The Legislature adjourned the second special session of 2020 early this morning without passing a bonding bill.

Just last week there appeared to be a glimmer of hope that the Legislature might pass a bonding bill. On July 14, the House Ways and Means Committee advanced a $1.35 billion bill, Special Session HF 3, that contained funding for many CGMC priorities (such as water infrastructure and local roads and bridges) and several individual projects for CGMC member cities. The full House then took the bill up for a vote last night, but it did not pass. Although all members of the DFL majority voted for the bill, a bonding bill requires votes from three-fifths of each body. At least six Republicans would have had to join the Democrats for the bill to pass, but all House members stuck to their party lines.

The major factor that doomed the bill was continuing disagreement between House Minority Leader Kurt Daudt (R-Crown) and both Gov. Walz and the DFL House majority. In the days leading up to Monday’s vote, Rep. Daudt repeatedly said that he and his GOP colleagues in the House would not vote for a bonding bill due to concerns about the Governor’s continuing peacetime emergency powers. Although many had hoped that these differences could be ironed out, Rep. Daudt announced early Monday morning that his caucus would not vote for a bonding bill. He also pointed to several items in the bill, including rail and transit projects, as non-starters for his caucus. After that announcement, any momentum for passing a bonding bill this special session sputtered out.  

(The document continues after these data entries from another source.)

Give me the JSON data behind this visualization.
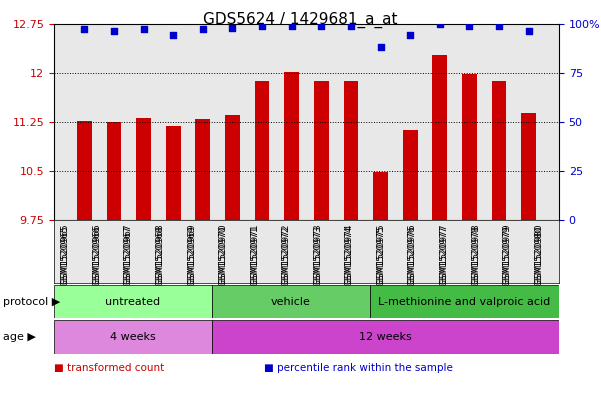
{
  "title": "GDS5624 / 1429681_a_at",
  "samples": [
    "GSM1520965",
    "GSM1520966",
    "GSM1520967",
    "GSM1520968",
    "GSM1520969",
    "GSM1520970",
    "GSM1520971",
    "GSM1520972",
    "GSM1520973",
    "GSM1520974",
    "GSM1520975",
    "GSM1520976",
    "GSM1520977",
    "GSM1520978",
    "GSM1520979",
    "GSM1520980"
  ],
  "bar_values": [
    11.27,
    11.24,
    11.31,
    11.18,
    11.29,
    11.35,
    11.88,
    12.01,
    11.88,
    11.87,
    10.48,
    11.13,
    12.27,
    11.98,
    11.87,
    11.38
  ],
  "dot_values": [
    97,
    96,
    97,
    94,
    97,
    98,
    99,
    99,
    99,
    99,
    88,
    94,
    100,
    99,
    99,
    96
  ],
  "ylim_left": [
    9.75,
    12.75
  ],
  "ylim_right": [
    0,
    100
  ],
  "yticks_left": [
    9.75,
    10.5,
    11.25,
    12.0,
    12.75
  ],
  "ytick_labels_left": [
    "9.75",
    "10.5",
    "11.25",
    "12",
    "12.75"
  ],
  "yticks_right": [
    0,
    25,
    50,
    75,
    100
  ],
  "ytick_labels_right": [
    "0",
    "25",
    "50",
    "75",
    "100%"
  ],
  "bar_color": "#cc0000",
  "dot_color": "#0000cc",
  "bar_bottom": 9.75,
  "protocol_groups": [
    {
      "label": "untreated",
      "start": 0,
      "end": 5,
      "color": "#99ff99"
    },
    {
      "label": "vehicle",
      "start": 5,
      "end": 10,
      "color": "#66cc66"
    },
    {
      "label": "L-methionine and valproic acid",
      "start": 10,
      "end": 16,
      "color": "#44bb44"
    }
  ],
  "age_groups": [
    {
      "label": "4 weeks",
      "start": 0,
      "end": 5,
      "color": "#dd88dd"
    },
    {
      "label": "12 weeks",
      "start": 5,
      "end": 16,
      "color": "#cc44cc"
    }
  ],
  "legend_items": [
    {
      "label": "transformed count",
      "color": "#cc0000"
    },
    {
      "label": "percentile rank within the sample",
      "color": "#0000cc"
    }
  ],
  "xlabel_protocol": "protocol",
  "xlabel_age": "age",
  "bg_color": "#ffffff",
  "plot_bg_color": "#e8e8e8",
  "grid_color": "#000000",
  "title_fontsize": 11,
  "tick_fontsize": 8,
  "label_fontsize": 9
}
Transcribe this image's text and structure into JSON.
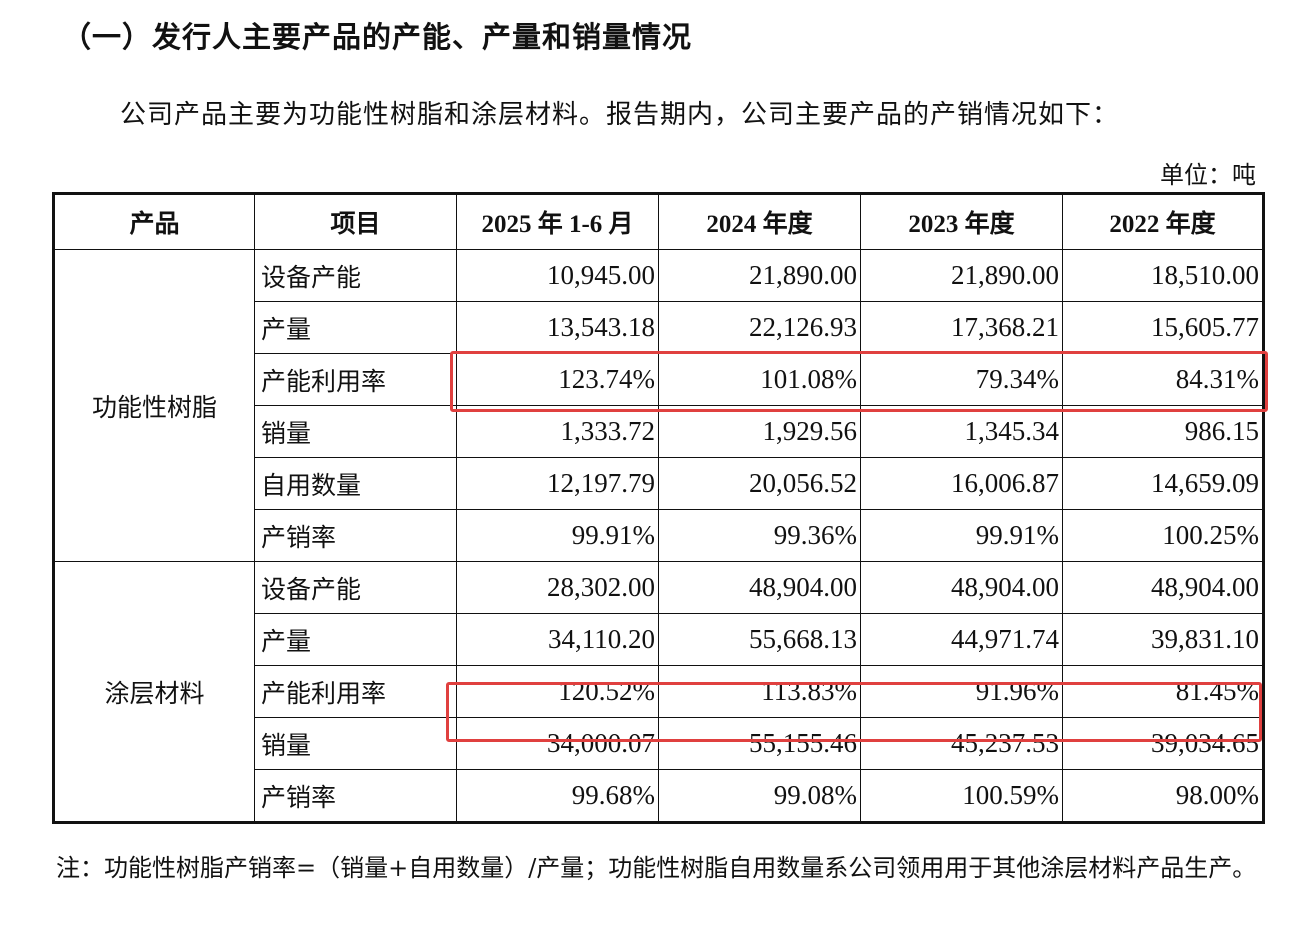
{
  "title": "（一）发行人主要产品的产能、产量和销量情况",
  "intro": "公司产品主要为功能性树脂和涂层材料。报告期内，公司主要产品的产销情况如下：",
  "unit": "单位：吨",
  "table": {
    "headers": [
      "产品",
      "项目",
      "2025 年 1-6 月",
      "2024 年度",
      "2023 年度",
      "2022 年度"
    ],
    "groups": [
      {
        "product": "功能性树脂",
        "rows": [
          {
            "item": "设备产能",
            "values": [
              "10,945.00",
              "21,890.00",
              "21,890.00",
              "18,510.00"
            ]
          },
          {
            "item": "产量",
            "values": [
              "13,543.18",
              "22,126.93",
              "17,368.21",
              "15,605.77"
            ]
          },
          {
            "item": "产能利用率",
            "values": [
              "123.74%",
              "101.08%",
              "79.34%",
              "84.31%"
            ],
            "highlight": true
          },
          {
            "item": "销量",
            "values": [
              "1,333.72",
              "1,929.56",
              "1,345.34",
              "986.15"
            ]
          },
          {
            "item": "自用数量",
            "values": [
              "12,197.79",
              "20,056.52",
              "16,006.87",
              "14,659.09"
            ]
          },
          {
            "item": "产销率",
            "values": [
              "99.91%",
              "99.36%",
              "99.91%",
              "100.25%"
            ]
          }
        ]
      },
      {
        "product": "涂层材料",
        "rows": [
          {
            "item": "设备产能",
            "values": [
              "28,302.00",
              "48,904.00",
              "48,904.00",
              "48,904.00"
            ]
          },
          {
            "item": "产量",
            "values": [
              "34,110.20",
              "55,668.13",
              "44,971.74",
              "39,831.10"
            ]
          },
          {
            "item": "产能利用率",
            "values": [
              "120.52%",
              "113.83%",
              "91.96%",
              "81.45%"
            ],
            "highlight": true
          },
          {
            "item": "销量",
            "values": [
              "34,000.07",
              "55,155.46",
              "45,237.53",
              "39,034.65"
            ]
          },
          {
            "item": "产销率",
            "values": [
              "99.68%",
              "99.08%",
              "100.59%",
              "98.00%"
            ]
          }
        ]
      }
    ]
  },
  "highlight_color": "#e0403f",
  "note": "注：功能性树脂产销率=（销量+自用数量）/产量；功能性树脂自用数量系公司领用用于其他涂层材料产品生产。"
}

Throughout the day on Monday, the Governor and key legislative leaders negotiated behind closed doors, but it appears that police reform was the main focus of those discussions. The House finally came back into session close to 10 p.m. and took up the bonding bill after midnight. Without any Republican votes, the bill failed. The special session adjourned shortly thereafter.

Although Rep. Daudt has raised the possibility that a bonding bill could get done in August, Senate Majority Leader Paul Gazelka (R-East Gull Lake) has suggested that is unlikely because it is getting close to the November election.

The CGMC is continuing to explore what additional steps can be taken to break this logjam and move forward with a bonding bill.